Sugar Skull--I know I have one of his cards on my desk--but it's in Japanese! I'll see if one of the guys I know from over there who speaks English can get me his contact info. I **love** this pendant and have had to be *very* clear to a couple friends that I'm not willing to sell it. PM me about it if you want to.


----------



## halloween_sucks_in_the_uk (Sep 28, 2008)

Is this the same artist?

https://flametreeglass.com/index.php?main_page=product_info&cPath=11&products_id=1511


----------



## Si-cotik (Aug 12, 2009)

ohhhh wow!!!


----------



## Nevergoback (Sep 13, 2009)

I want that!


----------



## ondeko (Oct 14, 2008)

halloween_sucks_in_the_uk said:


> Is this the same artist?
> 
> https://flametreeglass.com/index.php?main_page=product_info&cPath=11&products_id=1511


YES!! that's Tak's work--looks like he's teaching a couple workshops in Georgia this November. the skulls pictured in the link that you found are all hollow blown pendants/beads and the largest is probably no bigger than 3 inches/75mm in any one dimension. I got a call out to a couple folks to see if I can get direct contact info for Tak.


----------



## halloween_sucks_in_the_uk (Sep 28, 2008)

ondeko said:


> YES!! that's Tak's work--looks like he's teaching a couple workshops in Georgia this November. the skulls pictured in the link that you found are all hollow blown pendants/beads and the largest is probably no bigger than 3 inches/75mm in any one dimension. I got a call out to a couple folks to see if I can get direct contact info for Tak.

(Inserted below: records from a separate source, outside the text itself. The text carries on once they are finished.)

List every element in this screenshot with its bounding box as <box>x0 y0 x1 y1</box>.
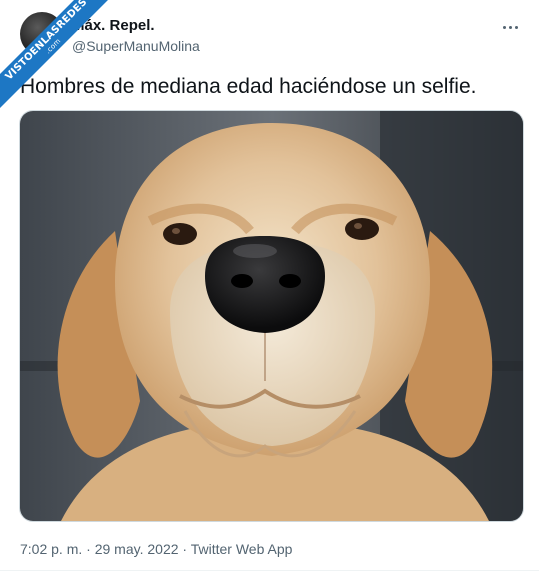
more-horizontal-icon <box>501 16 519 34</box>
watermark-domain: .com <box>44 37 63 56</box>
meta-separator: · <box>178 541 191 557</box>
dog-selfie-image <box>20 111 523 521</box>
meta-separator: · <box>82 541 95 557</box>
tweet-time[interactable]: 7:02 p. m. <box>20 541 82 557</box>
watermark: VISTOENLASREDES .com <box>0 0 110 110</box>
more-options-button[interactable] <box>499 14 521 36</box>
tweet-meta: 7:02 p. m. · 29 may. 2022 · Twitter Web … <box>20 540 292 558</box>
watermark-text: VISTOENLASREDES <box>3 0 90 83</box>
tweet-photo[interactable] <box>19 110 524 522</box>
tweet-card: VISTOENLASREDES .com Máx. Repel. @SuperM… <box>0 0 539 571</box>
watermark-ribbon: VISTOENLASREDES .com <box>0 0 110 110</box>
tweet-date[interactable]: 29 may. 2022 <box>95 541 179 557</box>
tweet-client[interactable]: Twitter Web App <box>191 541 293 557</box>
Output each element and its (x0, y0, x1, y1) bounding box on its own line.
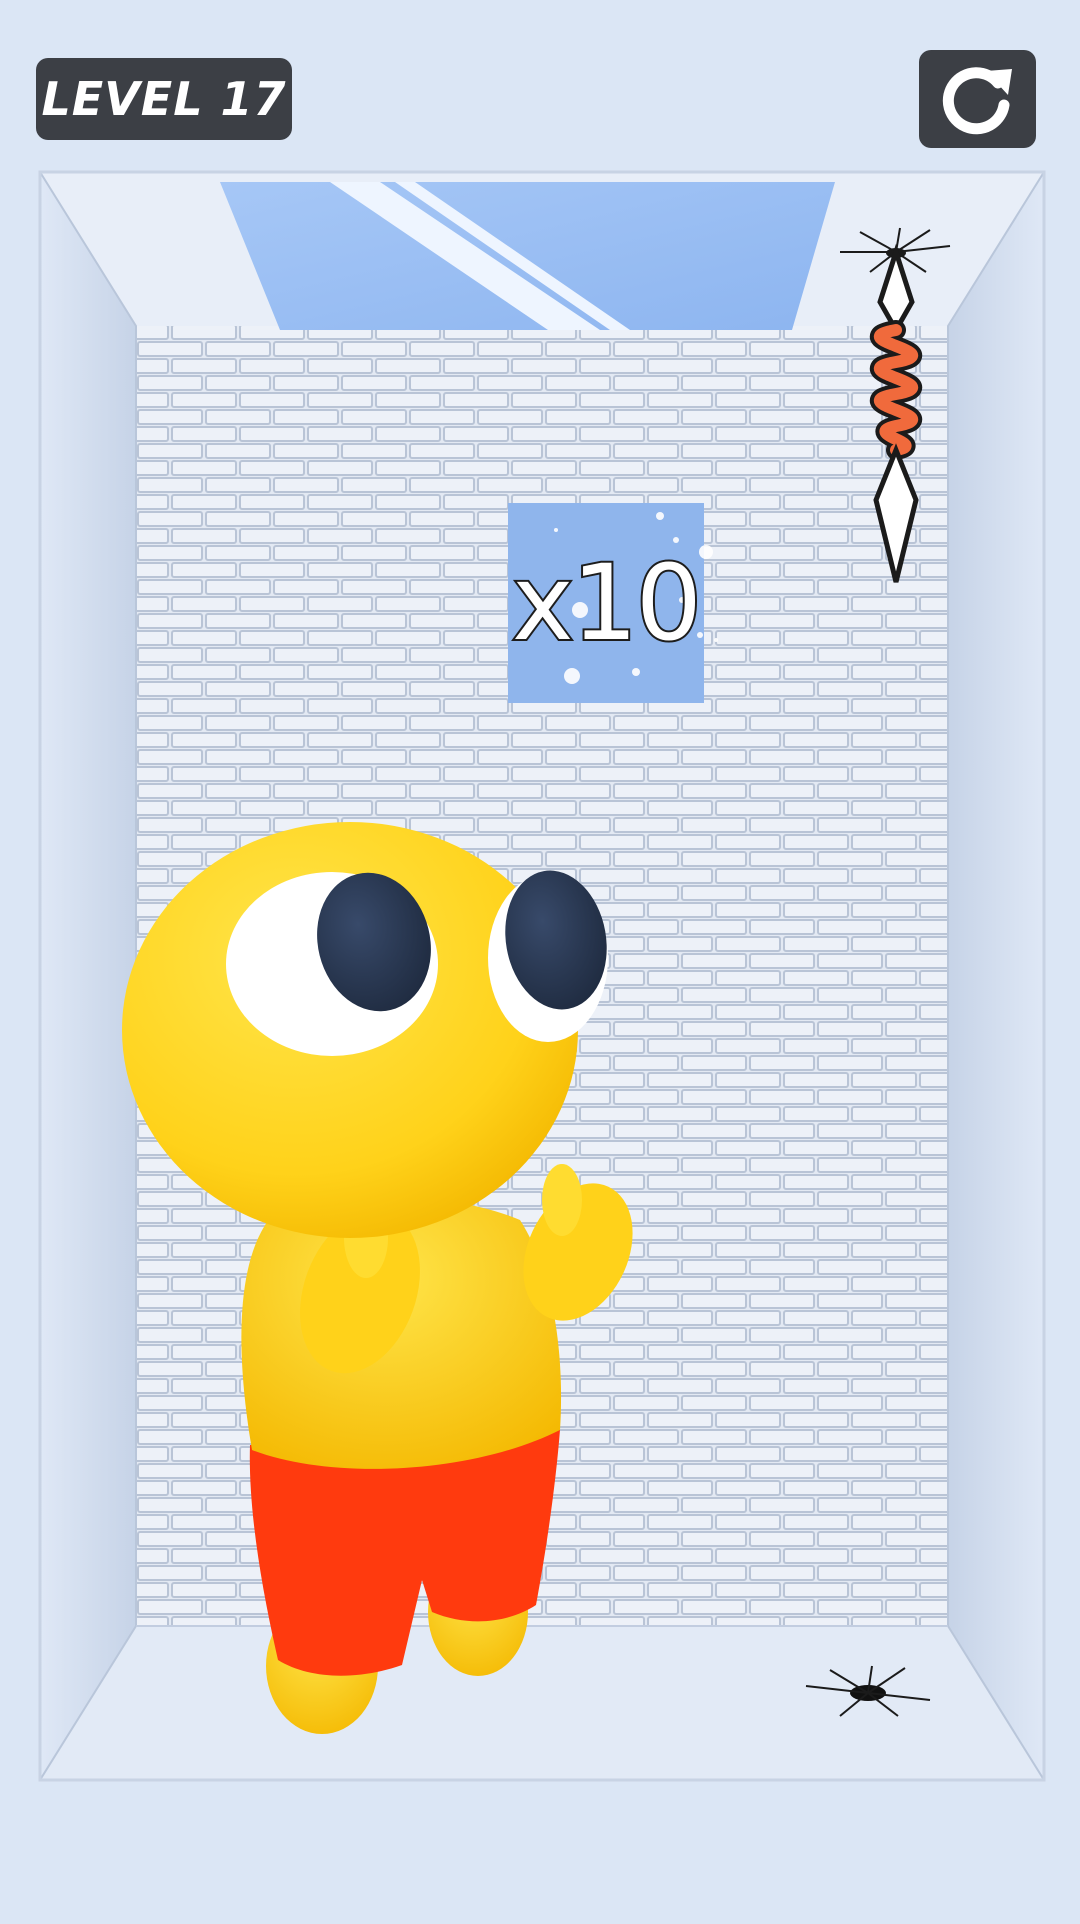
room-scene (38, 170, 1046, 1782)
skylight-window (220, 182, 835, 330)
multiplier-label: x10 (510, 540, 704, 666)
restart-arrow-icon (942, 67, 1012, 135)
game-room: x10 (0, 0, 1080, 1920)
restart-button[interactable] (919, 50, 1036, 148)
level-label: LEVEL 17 (41, 72, 287, 126)
level-indicator: LEVEL 17 (36, 58, 292, 140)
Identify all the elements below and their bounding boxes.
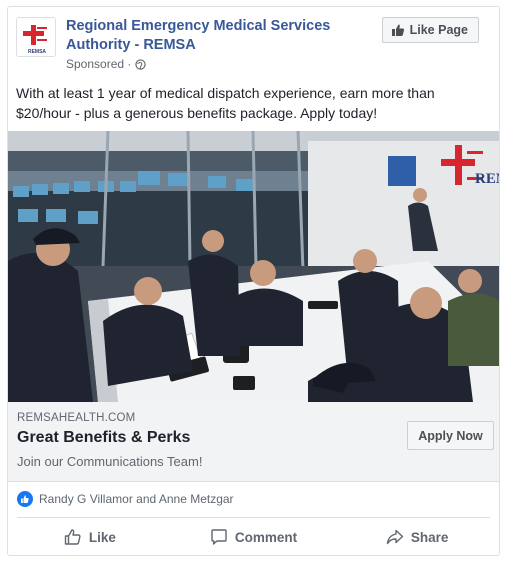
post-actions: Like Comment Share bbox=[8, 521, 499, 553]
like-reaction-icon bbox=[17, 491, 33, 507]
sponsored-label: Sponsored · bbox=[66, 57, 147, 71]
page-logo[interactable]: REMSA bbox=[16, 17, 56, 57]
ad-photo[interactable]: REM bbox=[8, 131, 499, 402]
logo-text: REMSA bbox=[28, 49, 46, 55]
comment-button[interactable]: Comment bbox=[172, 521, 336, 553]
link-description: Join our Communications Team! bbox=[17, 454, 203, 469]
reactions-summary[interactable]: Randy G Villamor and Anne Metzgar bbox=[17, 489, 234, 509]
globe-icon bbox=[135, 58, 147, 70]
link-headline[interactable]: Great Benefits & Perks bbox=[17, 429, 190, 447]
sponsored-text: Sponsored · bbox=[66, 57, 132, 71]
thumbs-up-icon bbox=[391, 24, 404, 36]
like-page-button[interactable]: Like Page bbox=[381, 17, 479, 43]
share-arrow-icon bbox=[386, 529, 404, 545]
sponsored-post-card: REMSA Regional Emergency Medical Service… bbox=[7, 6, 500, 556]
dispatch-center-illustration: REM bbox=[8, 131, 499, 402]
like-label: Like bbox=[88, 529, 116, 545]
post-body-text: With at least 1 year of medical dispatch… bbox=[16, 85, 435, 121]
like-button[interactable]: Like bbox=[8, 521, 172, 553]
link-domain: REMSAHEALTH.COM bbox=[17, 412, 136, 424]
action-divider bbox=[17, 517, 490, 518]
reaction-names[interactable]: Randy G Villamor and Anne Metzgar bbox=[39, 492, 234, 506]
apply-now-button[interactable]: Apply Now bbox=[407, 421, 494, 450]
comment-icon bbox=[211, 529, 227, 545]
thumbs-up-outline-icon bbox=[64, 529, 81, 545]
wall-sign-text: REM bbox=[475, 171, 499, 187]
share-button[interactable]: Share bbox=[335, 521, 499, 553]
remsa-cross-icon: REMSA bbox=[23, 25, 47, 55]
page-name-link[interactable]: Regional Emergency Medical Services Auth… bbox=[66, 17, 366, 55]
post-header: REMSA Regional Emergency Medical Service… bbox=[8, 7, 499, 83]
link-preview[interactable]: REMSAHEALTH.COM Great Benefits & Perks J… bbox=[8, 402, 499, 482]
comment-label: Comment bbox=[234, 529, 298, 545]
share-label: Share bbox=[410, 529, 449, 545]
like-page-label: Like Page bbox=[409, 23, 468, 37]
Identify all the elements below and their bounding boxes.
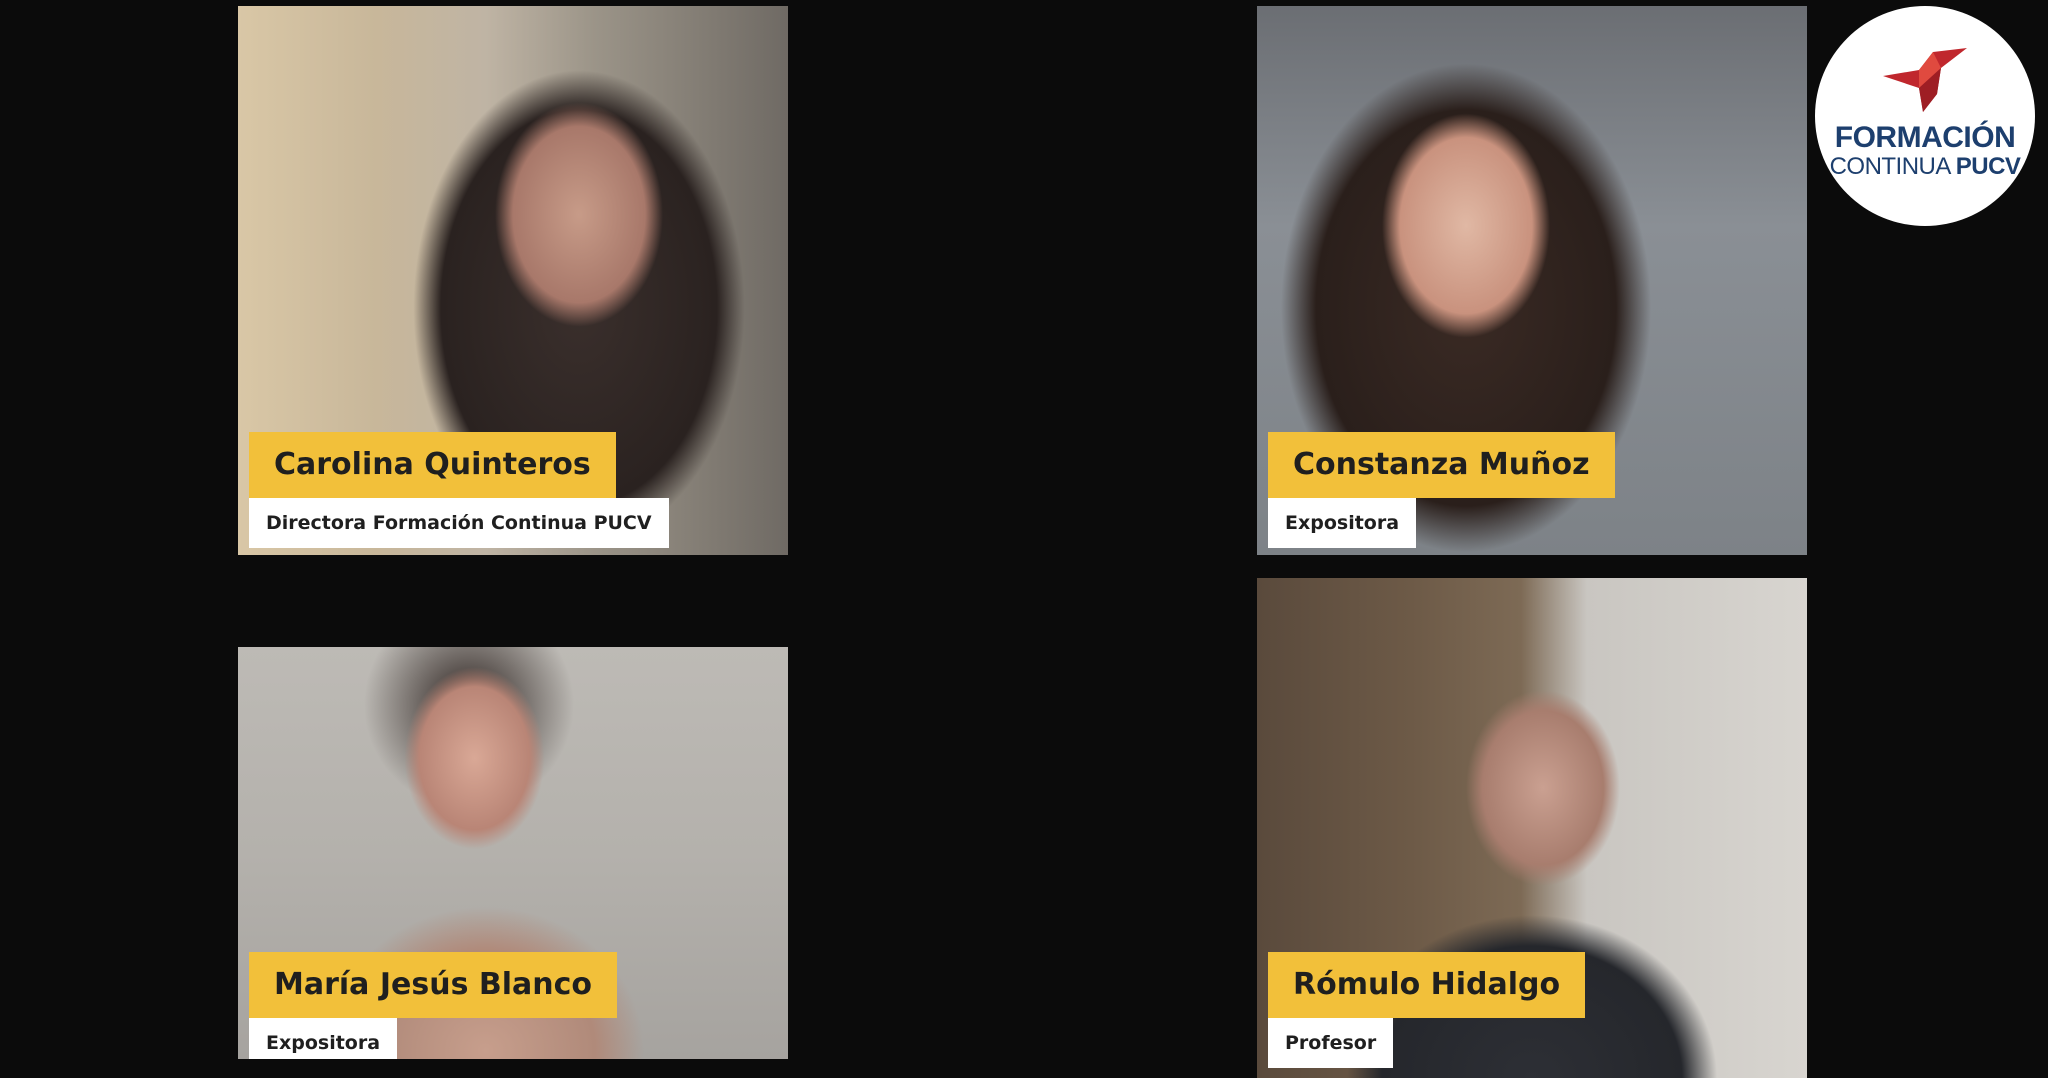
- logo-subtitle-prefix: CONTINUA: [1829, 153, 1956, 180]
- participant-tile-romulo-hidalgo[interactable]: Rómulo Hidalgo Profesor: [1257, 578, 1807, 1078]
- participant-tile-maria-jesus-blanco[interactable]: María Jesús Blanco Expositora: [238, 647, 788, 1059]
- paper-bird-icon: [1883, 48, 1967, 112]
- participant-role-tag: Expositora: [249, 1018, 398, 1059]
- logo-subtitle: CONTINUA PUCV: [1830, 154, 2021, 180]
- participant-role-tag: Profesor: [1268, 1018, 1394, 1068]
- participant-name-tag: Carolina Quinteros: [249, 432, 616, 498]
- video-call-stage: Carolina Quinteros Directora Formación C…: [0, 0, 2048, 1078]
- formacion-continua-pucv-logo: FORMACIÓN CONTINUA PUCV: [1815, 6, 2035, 226]
- participant-role-tag: Expositora: [1268, 498, 1417, 548]
- participant-role-tag: Directora Formación Continua PUCV: [249, 498, 669, 548]
- logo-title: FORMACIÓN: [1834, 121, 2016, 154]
- logo-subtitle-bold: PUCV: [1955, 153, 2021, 180]
- participant-name-tag: Constanza Muñoz: [1268, 432, 1615, 498]
- participant-name-tag: María Jesús Blanco: [249, 952, 618, 1018]
- participant-tile-constanza-munoz[interactable]: Constanza Muñoz Expositora: [1257, 6, 1807, 555]
- participant-tile-carolina-quinteros[interactable]: Carolina Quinteros Directora Formación C…: [238, 6, 788, 555]
- participant-name-tag: Rómulo Hidalgo: [1268, 952, 1586, 1018]
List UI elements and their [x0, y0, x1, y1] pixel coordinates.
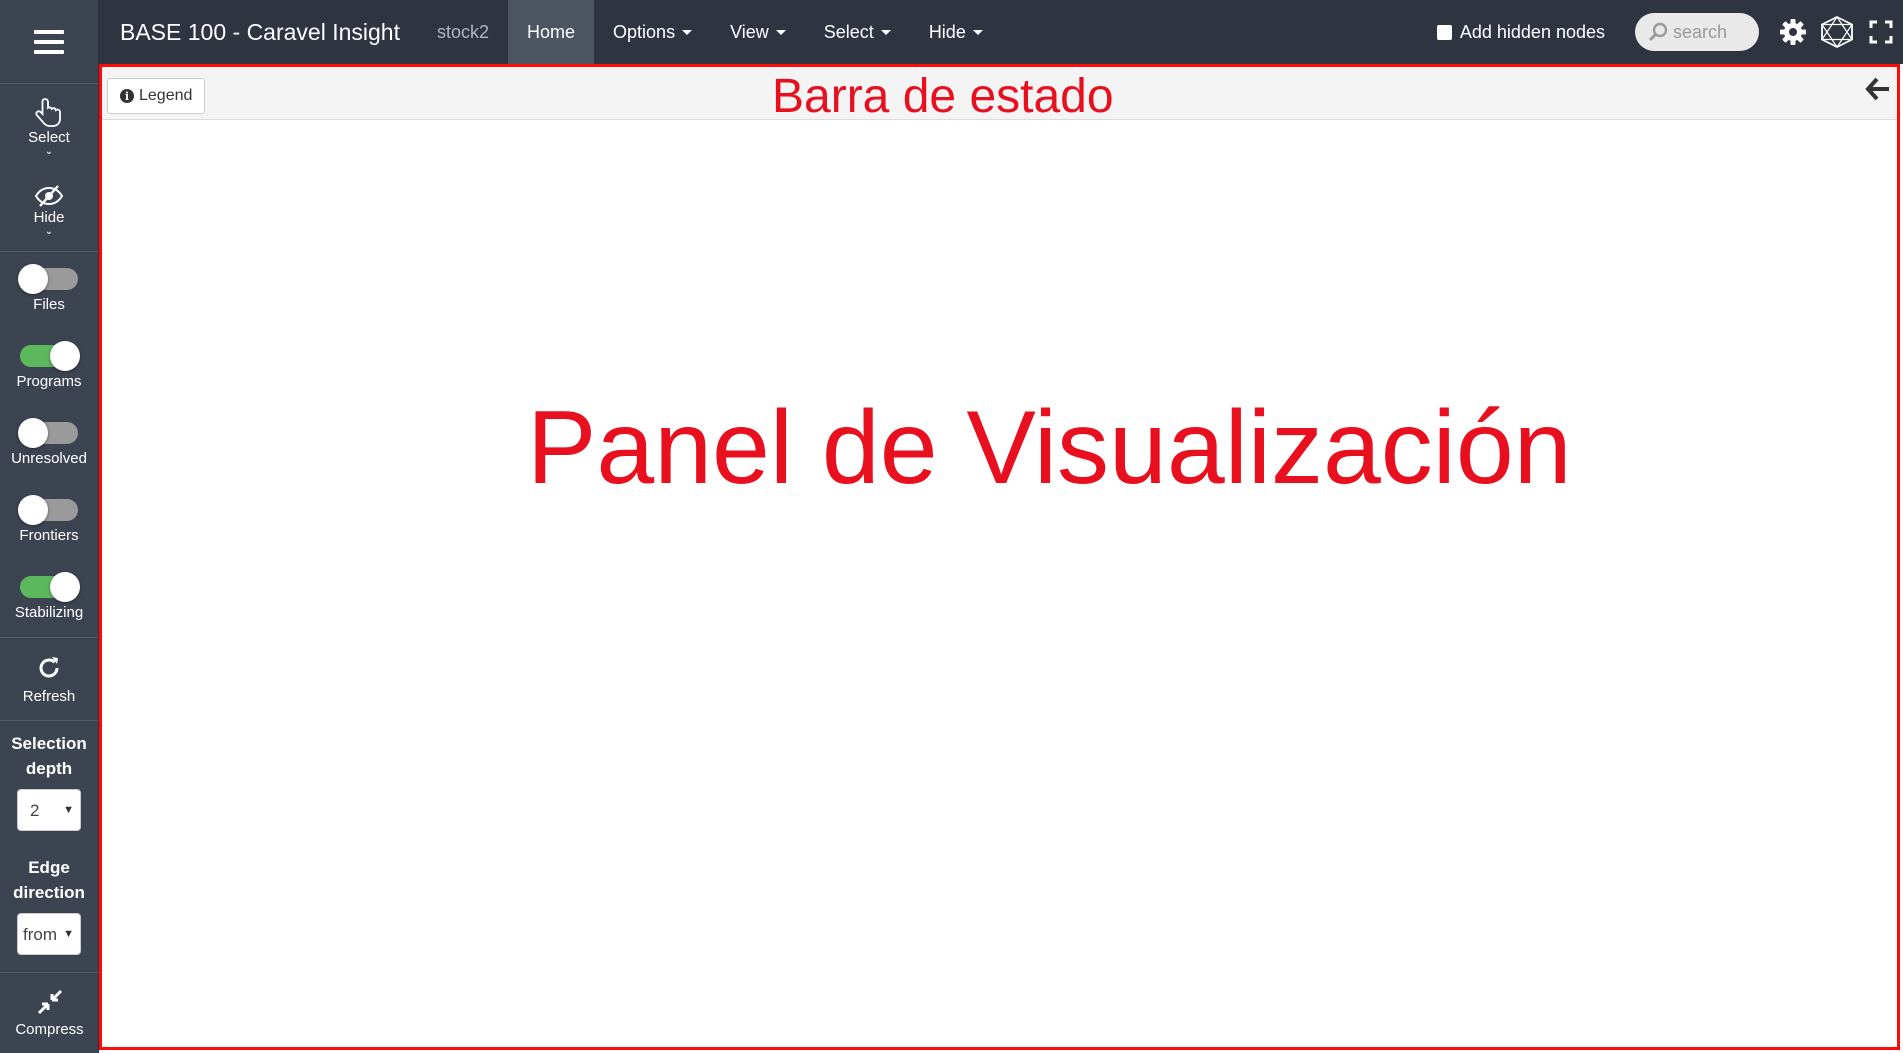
stabilizing-switch[interactable]	[20, 572, 80, 602]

His stuff is amazing, it's so intricate.


----------



## RCIAG (Jul 19, 2010)

This is worthy of posting the picture outright just in case someone can't see the site for whatever reason:


----------



## Sugar_Skull (Sep 26, 2009)

God damn those things are sexy.


----------



## Si-cotik (Aug 12, 2009)

Wish his classes weren't so expensive. He's only 30+ minutes from me :-D
Maybe I need to go check out his shop


----------



## jayb (Aug 18, 2009)

I would wear that around my neck every day, beautiful.


----------



## ondeko (Oct 14, 2008)

Si-cotik said:


> Wish his classes weren't so expensive. He's only 30+ minutes from me :-D
> Maybe I need to go check out his shop


For an advanced glass class, that's a pretty good price. I'd suggest that you contact the shop to see if he'll have work for sale with him. He doesn't get over here a lot--usually just once or twice every two years --so take the chance to see his stuff if you can. I'd cut off a thumb to be in that class, but I've got a couple shows scheduled and right now I can't afford the travel/accomodation costs on top of the class .


----------